Dr. Nanditha Krishna

CPREEC works together with the village people in each location.  They will assume responsibility for restoring the sacred grove, and in exchange the people there will agree to maintain it, not allowing it to fall into disrepair again.  This also means not allowing it to be used in ways that will harm the native plants and the habitat of the animals living there.  Everything that is a part of nature will be preserved and protected.  The accepted guidelines for each grove may differ.  In some groves, dry branches may be collected to use as firewood; in other groves, even this is prohibited.

At the foot of the great rock of Sittanavasal, nothing was growing by the 1990’s but grass.  There were no trees, vines, or flowering plants. It was a wasteland.  The professional people of CPREEC—botanists and environmental experts arrived.  They did extensive interviews with the village elders and researched the local area to determine exactly which plants were native to that particular location.  After all, there wouldn’t be much point in planting species that didn’t belong there.  Only original native species would be used to restore the sacred grove.

Very shortly they came across an unexpected difficulty.  Something was wrong with the soil.  It was strangely acidic, and they eventually came to the realization that this was a human-caused problem, but, amazingly, not a recent one.  Around 1,500 to 2,000 years ago, when the Jains lived there, as they were painting their incredibly beautiful frescoes on the walls, they were extremely careful, as always, never to harm any animals.

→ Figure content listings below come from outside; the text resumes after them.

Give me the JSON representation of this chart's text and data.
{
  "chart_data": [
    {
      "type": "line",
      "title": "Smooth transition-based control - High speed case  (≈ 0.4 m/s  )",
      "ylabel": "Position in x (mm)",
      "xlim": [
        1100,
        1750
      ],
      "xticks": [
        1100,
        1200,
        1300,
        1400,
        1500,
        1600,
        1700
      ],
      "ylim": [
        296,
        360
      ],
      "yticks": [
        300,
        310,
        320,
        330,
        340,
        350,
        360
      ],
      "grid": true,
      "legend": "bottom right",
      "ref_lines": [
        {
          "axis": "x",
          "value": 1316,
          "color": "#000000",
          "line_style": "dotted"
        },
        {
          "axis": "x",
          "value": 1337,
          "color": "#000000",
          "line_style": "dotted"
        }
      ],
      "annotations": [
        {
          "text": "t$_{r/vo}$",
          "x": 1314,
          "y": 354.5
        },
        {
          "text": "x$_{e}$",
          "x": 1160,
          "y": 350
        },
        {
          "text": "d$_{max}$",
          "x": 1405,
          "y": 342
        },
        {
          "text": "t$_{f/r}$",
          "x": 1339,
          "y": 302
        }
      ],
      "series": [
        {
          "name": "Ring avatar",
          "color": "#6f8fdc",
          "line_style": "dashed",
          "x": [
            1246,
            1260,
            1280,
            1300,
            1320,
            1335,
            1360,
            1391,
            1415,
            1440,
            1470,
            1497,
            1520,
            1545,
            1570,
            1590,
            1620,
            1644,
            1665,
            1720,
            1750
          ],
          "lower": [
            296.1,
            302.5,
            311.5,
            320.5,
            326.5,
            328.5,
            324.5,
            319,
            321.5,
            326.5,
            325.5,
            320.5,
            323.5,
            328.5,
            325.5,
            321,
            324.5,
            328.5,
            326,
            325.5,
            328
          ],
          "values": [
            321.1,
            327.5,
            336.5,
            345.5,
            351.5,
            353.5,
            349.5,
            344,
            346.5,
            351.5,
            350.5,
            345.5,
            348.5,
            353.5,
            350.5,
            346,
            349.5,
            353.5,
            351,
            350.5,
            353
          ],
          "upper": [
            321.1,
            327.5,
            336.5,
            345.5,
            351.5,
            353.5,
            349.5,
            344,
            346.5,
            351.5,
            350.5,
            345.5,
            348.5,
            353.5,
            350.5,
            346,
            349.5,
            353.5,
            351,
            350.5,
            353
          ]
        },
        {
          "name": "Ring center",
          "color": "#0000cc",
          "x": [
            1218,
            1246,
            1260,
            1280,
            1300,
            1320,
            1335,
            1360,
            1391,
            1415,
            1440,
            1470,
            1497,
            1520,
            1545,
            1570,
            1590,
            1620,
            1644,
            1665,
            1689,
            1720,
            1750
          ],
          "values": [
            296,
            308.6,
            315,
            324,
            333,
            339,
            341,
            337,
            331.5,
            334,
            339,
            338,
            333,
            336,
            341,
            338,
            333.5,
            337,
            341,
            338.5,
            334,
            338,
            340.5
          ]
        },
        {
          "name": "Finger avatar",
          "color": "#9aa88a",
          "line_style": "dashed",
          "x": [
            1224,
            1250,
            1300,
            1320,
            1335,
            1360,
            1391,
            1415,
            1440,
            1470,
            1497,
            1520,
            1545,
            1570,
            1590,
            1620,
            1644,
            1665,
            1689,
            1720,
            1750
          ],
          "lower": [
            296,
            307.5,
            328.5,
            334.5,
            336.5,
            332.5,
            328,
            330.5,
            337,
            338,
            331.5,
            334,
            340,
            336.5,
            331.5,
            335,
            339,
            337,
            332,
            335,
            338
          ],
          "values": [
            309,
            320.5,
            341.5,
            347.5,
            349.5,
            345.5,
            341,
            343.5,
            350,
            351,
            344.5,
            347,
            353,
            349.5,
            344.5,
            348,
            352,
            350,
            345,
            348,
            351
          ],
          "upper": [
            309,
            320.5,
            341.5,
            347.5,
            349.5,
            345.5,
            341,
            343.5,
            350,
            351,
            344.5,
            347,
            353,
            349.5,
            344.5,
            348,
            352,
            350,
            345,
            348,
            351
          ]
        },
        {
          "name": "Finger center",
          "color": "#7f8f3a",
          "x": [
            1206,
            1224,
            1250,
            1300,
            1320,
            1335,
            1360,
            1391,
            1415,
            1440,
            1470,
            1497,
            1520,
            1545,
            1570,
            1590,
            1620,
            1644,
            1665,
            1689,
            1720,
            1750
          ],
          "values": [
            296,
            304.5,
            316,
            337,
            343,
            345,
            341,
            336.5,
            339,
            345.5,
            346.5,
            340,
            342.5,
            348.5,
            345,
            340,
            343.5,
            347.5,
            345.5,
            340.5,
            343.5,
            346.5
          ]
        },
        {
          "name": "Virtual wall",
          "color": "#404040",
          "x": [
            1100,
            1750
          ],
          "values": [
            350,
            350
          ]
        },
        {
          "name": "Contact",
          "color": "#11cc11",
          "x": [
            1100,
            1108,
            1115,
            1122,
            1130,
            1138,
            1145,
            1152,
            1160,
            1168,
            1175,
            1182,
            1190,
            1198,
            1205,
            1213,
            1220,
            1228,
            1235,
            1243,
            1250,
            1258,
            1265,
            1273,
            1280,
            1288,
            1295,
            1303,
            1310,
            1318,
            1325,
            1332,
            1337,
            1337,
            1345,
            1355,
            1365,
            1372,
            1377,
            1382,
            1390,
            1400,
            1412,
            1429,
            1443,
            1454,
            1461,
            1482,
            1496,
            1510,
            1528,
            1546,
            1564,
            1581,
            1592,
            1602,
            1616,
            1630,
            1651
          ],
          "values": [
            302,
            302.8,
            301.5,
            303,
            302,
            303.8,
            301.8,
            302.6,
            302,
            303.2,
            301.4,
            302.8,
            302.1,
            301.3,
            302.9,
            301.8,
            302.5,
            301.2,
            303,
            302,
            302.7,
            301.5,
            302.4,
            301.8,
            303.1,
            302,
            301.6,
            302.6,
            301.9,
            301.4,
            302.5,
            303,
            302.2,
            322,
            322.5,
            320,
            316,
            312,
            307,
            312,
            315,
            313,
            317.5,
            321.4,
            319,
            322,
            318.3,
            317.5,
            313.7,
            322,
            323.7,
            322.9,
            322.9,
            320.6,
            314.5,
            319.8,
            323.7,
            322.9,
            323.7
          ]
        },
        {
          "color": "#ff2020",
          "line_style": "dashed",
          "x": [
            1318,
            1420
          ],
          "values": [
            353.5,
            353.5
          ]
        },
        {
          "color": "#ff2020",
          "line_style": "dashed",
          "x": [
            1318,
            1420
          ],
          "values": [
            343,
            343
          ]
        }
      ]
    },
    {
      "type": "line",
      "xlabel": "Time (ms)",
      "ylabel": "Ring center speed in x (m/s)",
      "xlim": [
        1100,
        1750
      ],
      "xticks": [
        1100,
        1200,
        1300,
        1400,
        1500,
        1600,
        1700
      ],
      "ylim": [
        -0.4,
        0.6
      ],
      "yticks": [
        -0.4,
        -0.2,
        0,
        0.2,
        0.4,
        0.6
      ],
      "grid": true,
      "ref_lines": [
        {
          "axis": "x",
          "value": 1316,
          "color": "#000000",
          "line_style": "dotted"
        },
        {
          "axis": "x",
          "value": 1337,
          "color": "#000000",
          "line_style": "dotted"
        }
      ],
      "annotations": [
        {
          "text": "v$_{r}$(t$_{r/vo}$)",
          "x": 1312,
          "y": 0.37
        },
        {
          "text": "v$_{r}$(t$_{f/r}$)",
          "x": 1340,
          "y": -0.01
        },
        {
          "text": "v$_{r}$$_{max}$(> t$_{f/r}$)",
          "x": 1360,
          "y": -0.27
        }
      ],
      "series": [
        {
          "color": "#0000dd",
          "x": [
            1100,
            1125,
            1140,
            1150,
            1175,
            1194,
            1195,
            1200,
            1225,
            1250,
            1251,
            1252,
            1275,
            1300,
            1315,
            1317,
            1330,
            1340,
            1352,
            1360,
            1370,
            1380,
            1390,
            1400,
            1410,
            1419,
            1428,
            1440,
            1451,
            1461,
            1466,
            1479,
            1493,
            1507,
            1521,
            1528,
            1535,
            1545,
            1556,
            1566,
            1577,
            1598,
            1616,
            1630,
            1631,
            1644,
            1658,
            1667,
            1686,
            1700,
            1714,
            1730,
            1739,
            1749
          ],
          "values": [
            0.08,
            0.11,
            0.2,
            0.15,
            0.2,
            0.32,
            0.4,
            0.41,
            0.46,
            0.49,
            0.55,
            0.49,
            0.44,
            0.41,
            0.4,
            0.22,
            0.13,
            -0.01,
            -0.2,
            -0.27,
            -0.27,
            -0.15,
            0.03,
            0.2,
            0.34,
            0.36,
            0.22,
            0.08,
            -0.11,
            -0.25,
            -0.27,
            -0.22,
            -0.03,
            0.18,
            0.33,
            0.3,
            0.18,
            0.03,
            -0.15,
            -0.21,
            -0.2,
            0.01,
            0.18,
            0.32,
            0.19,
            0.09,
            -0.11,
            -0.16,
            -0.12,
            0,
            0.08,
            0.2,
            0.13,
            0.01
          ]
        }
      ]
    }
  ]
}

Sittanavasal - another view

The binding material in many types of paint was made from animal products.  This was not at all acceptable to the Jains, since they believed in doing no harm to any animals. So they had to develop paints that contained only plant-based products.  They achieved this by using an ingredient found in a particular species of onion, and subsequently, they planted lots and lots of these onions nearby in the ground, so that they would have the wherewithal to continue to manufacture their paints.

In saving the animals from exploitation, however, they unwittingly were harming the local soil.  Of course, they had no way to know that this was happening, and it was an ironic turn of events that the Jains, in protecting nature, were accidentally and unknowingly causing harm to the environment.

Once they realized that the invasive onion species was the cause of the imbalance in the soil, CPREEC spent countless hours removing the onions from the ground (they were still growing there 2,000 years later!) so that other plants would be able to grow again.  They got up nearly all of them, the soil became fertile again, and they were able to plant trees, flowing bushes, and vines—that have since grown into beautiful plants.

While we were visiting this past February, we did come upon an unexpected occurrence, a little onion remained right there in the ground.

Whenever CPREEC restores a sacred grove, they hire one of the people living there to serve as the grove’s custodian.  Rangam, the custodian of the Sittanavasal sacred grove, had accompanied us, up the steep stairway cut into the rock, so that we could see the ancient windswept site at the top—and then at the foot of the great rock, he led us along the pathway through the restored sacred grove, now lush with trees and plants which lend great beauty to the majestic rock.

Rangam, with the onion

Then Rangam came across the stray onion—right there at his feet growing in the soil.  He carefully dug it out of the ground and held it up—the offending alien onion.

(Although it is silly, I did feel a little sorry for the onion.  It will no doubt become a happy onion in heaven.)

How hard it is as humans to avoid causing harm to the earth. Even the ancient Jains, who managed far better than most of us do, could not avoid harming a bit of the planet, even as they were doing their best to protect the animals and the natural world.